You never really knew what you'd find or experience when you stepped inside. Sure, it would never likely be transgressive or especially exotic — good luck in the foreign section — but there was value in the sheer volume of titles, each of which must have entertained someone. From the high-demand new release section to the unorganized row of recent returns at the front desk — where customers plucked hot new titles with the ferocity of lottery addicts — it was where we went to win.
Of course, this is pure poppycock. Blockbuster is akin to Satan to me. I don't know where Mr. Snake oil salesman grew up, or where his Xanadu-Blockbuster was, but I'd be willing to bet he's misremembering those visits.
I knew exactly what I would find every time I walked into a Blockbuster - whether it was with friends, on a date or with the family - and that was homogenized dreck pandering to the masses.
Blockbuster built it's empire based on volume. It boasted all the latest and greatest releases and "guaranteed" a copy for everyone walking through the door. As a marketing campaign, it certainly was effective. But they either didn't realize what it meant to fulfill on that guarantee, or they didn't care. Since Blockbuster wasn't the Navidson house(1), and was a finite space, they devoted a significant chunk of their square footage to new titles. And because of their guarantee, they had to devote a lot of that space to a high number of copies of the new releases. Which left precious little room for movies that hadn't come out within the last 6 months.
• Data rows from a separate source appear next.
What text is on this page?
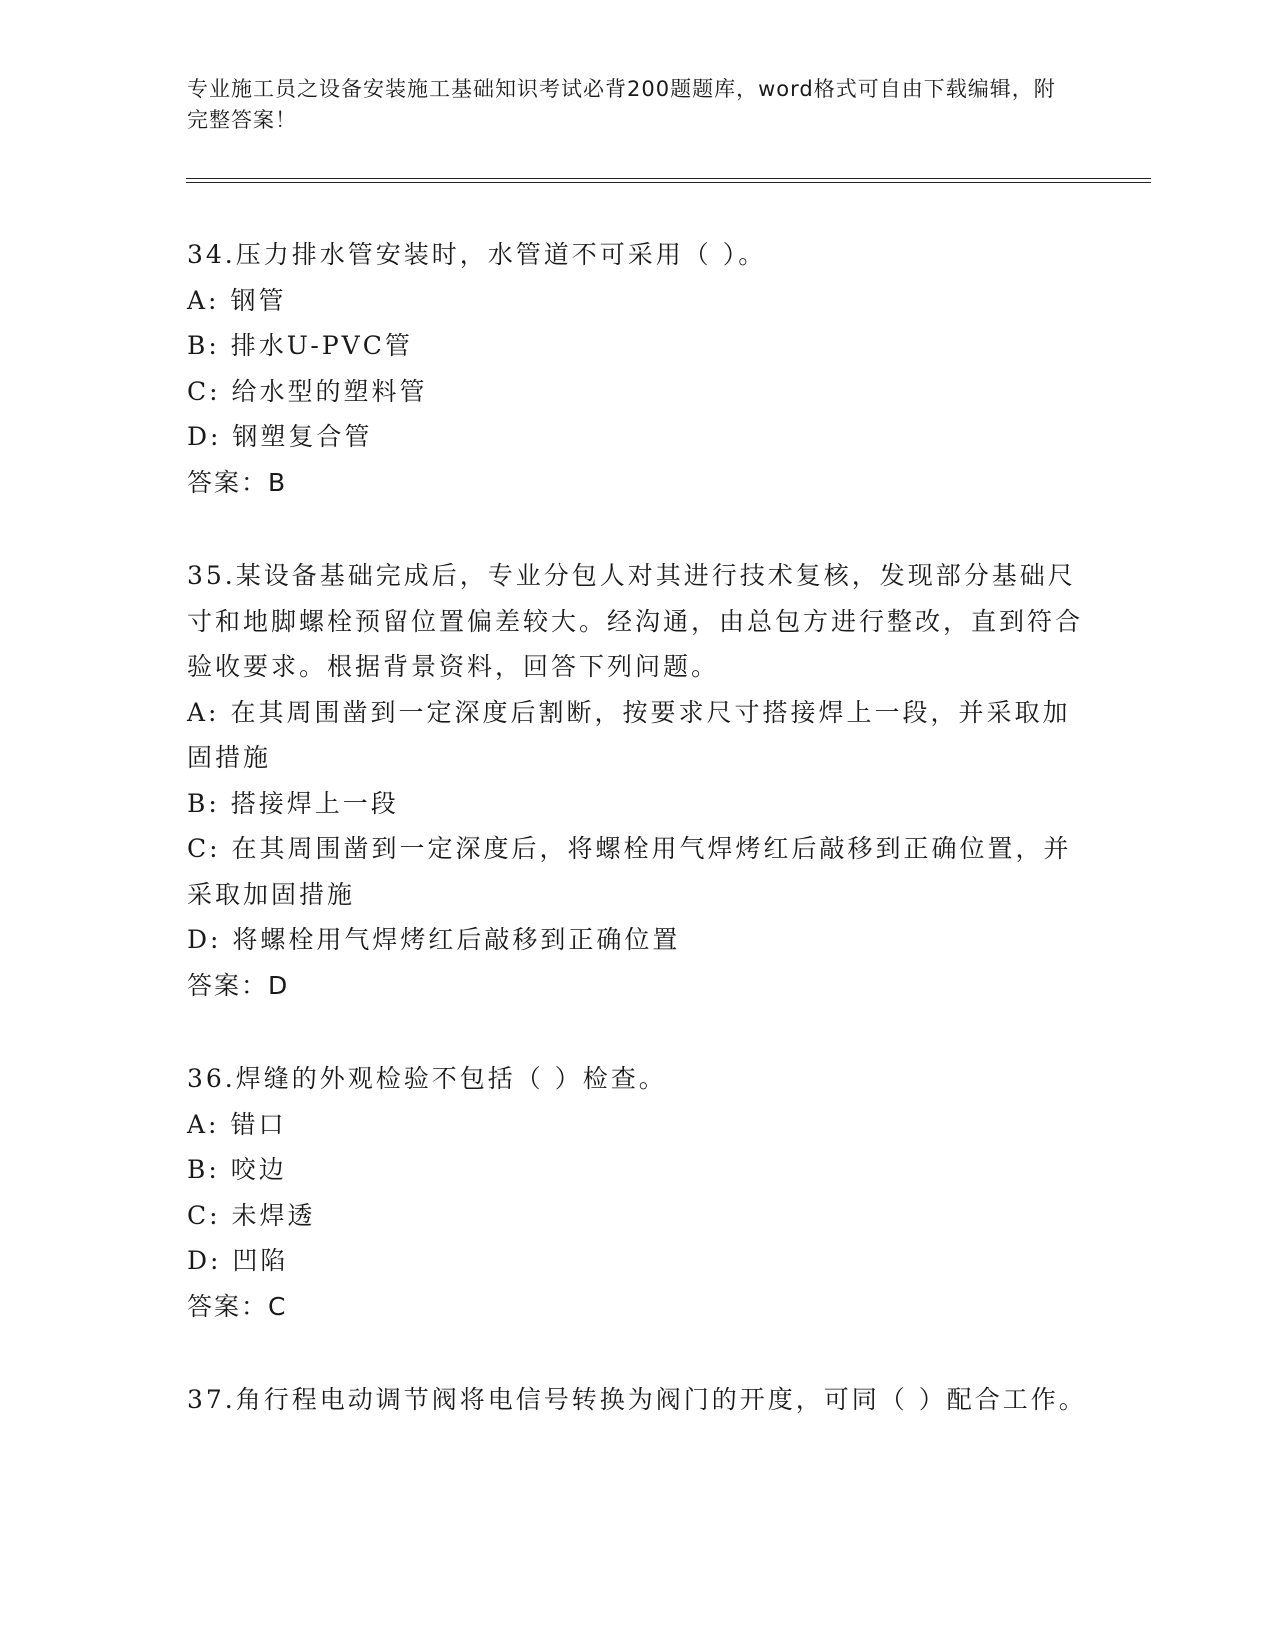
专业施工员之设备安装施工基础知识考试必背200题题库，word格式可自由下载编辑，附完整答案！

34.压力排水管安装时，水管道不可采用（ ）。

A: 钢管

B: 排水U-PVC管

C: 给水型的塑料管

D: 钢塑复合管

答案：B

35.某设备基础完成后，专业分包人对其进行技术复核，发现部分基础尺寸和地脚螺栓预留位置偏差较大。经沟通，由总包方进行整改，直到符合验收要求。根据背景资料，回答下列问题。

A: 在其周围凿到一定深度后割断，按要求尺寸搭接焊上一段，并采取加固措施

B: 搭接焊上一段

C: 在其周围凿到一定深度后，将螺栓用气焊烤红后敲移到正确位置，并采取加固措施

D: 将螺栓用气焊烤红后敲移到正确位置

答案：D

36.焊缝的外观检验不包括（ ）检查。

A: 错口

B: 咬边

C: 未焊透

D: 凹陷

答案：C

37.角行程电动调节阀将电信号转换为阀门的开度，可同（ ）配合工作。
And so, while Mr. VanAirsdale waxes somewhat poetically about the "sheer volume of titles" that he remembers, I remember the exact opposite. I remember walking into Blockbuster in disgust, knowing that my first, second and third choices for a movie most likely wouldn't be there.
(And please, before you call me a movie snob...well I'll cater to it, but not because I was hoping to pick up The 400 Blows(2) on my way home from lifeguarding. I'm talking about not being able to rent movies like Goldfinger, The Exorcist, Force 10 from Navarone(3) and many more that you've most likely heard of).
I fully understand no corner store in a strip mall had unlimited space, nor could it create a subterreanean fantasy movie vault to hold all my movie whims for whenever I wanted to watch The Wild Bunch. Titles had to be sacrificed, for space (heaven forbid some child couldn't go rent Legend of Zelda 9: Zelda Should Fire Her Security Team from the video game section - another reason Blockbuster couldn't carry Kingdom of the Spiders(4)), but that stupid guarantee forced their hand more.
And that's why the Mom and Pop stores had their charm. Sure, getting out of the store with the one new copy of the latest release mirrored Jason's plight against the skeletons(5) as he tried to get home, and the selection was indeed easily dwarfed by Blockbuster, but for whatever reason, the mom and pop collections seemed to feel more like your own. It was more eclectic, more varied (because it had to be - they couldn't throw copies out to make more space, so they had to keep that copy of Starcrash(6) - much to the chagrin of everyone involved in the making of Starcrash).
So bon voyage, Blockbuster. I realize that my reason for hating you had little to do with your demise - that it had more to do with your reluctance to match the Netflix business model sooner, but I will not shed a tear for you. Yes, we had a few good memories (I can't hate you totally since you introduced me to Garbage Pail Kids the Movie) but I can never love you (because the reason you introduced me to Garbage Pail Kids the Movie was because you didn't have The World According to Garp.)
(1) This was a forced-in reference to the house in the novel House of Leaves. It's an interesting book that, even if you hate the thought of reading, is interesting to leaf through in a Borders, a store that will surely be following Blockbuster in a year or two.
(2) A forced-in example that does indeed suggest I'm a movie snob. But seriously, it was directed by the French guy from Close Encounters of the Third Kind. Just watch that if you don't find subtitled French movies from the 50s your cup of tea.
(3) Maybe Force 10 from Navarone wasn't the greatest example to use here, but dammit, I loved that movie growing up. For Christ sakes it had Robert Shaw, Harrison Ford and a young Carl Weathers in it battling Nazis. I also believe it was the first movie I ever saw that had an open-ended ending, and I so fretted about what happened to them (I won't ruin it for you if you haven't seen it).
(4) I wrote this endnote for 2 reasons: 1. Because Kingdom of the Spiders was the first animal/insect terror/horror movie I ever saw, and I have a soft spot for them (i think Caine's The Swarm is my favorite) and 2. So I could reference and put in a youtube clip of The Swarm)
(5) Ok, way forced - but seriously, did you click on it? If you don't click on any other link - go watch the skeleton fight. That was filmed in 1963!
(6) Yes, I know I said the Jason and the Argonauts clip is the clip you should pick if you're only going to watch one, but seriously, the Starcrash trailer is one of a kind. You'll regret missing it.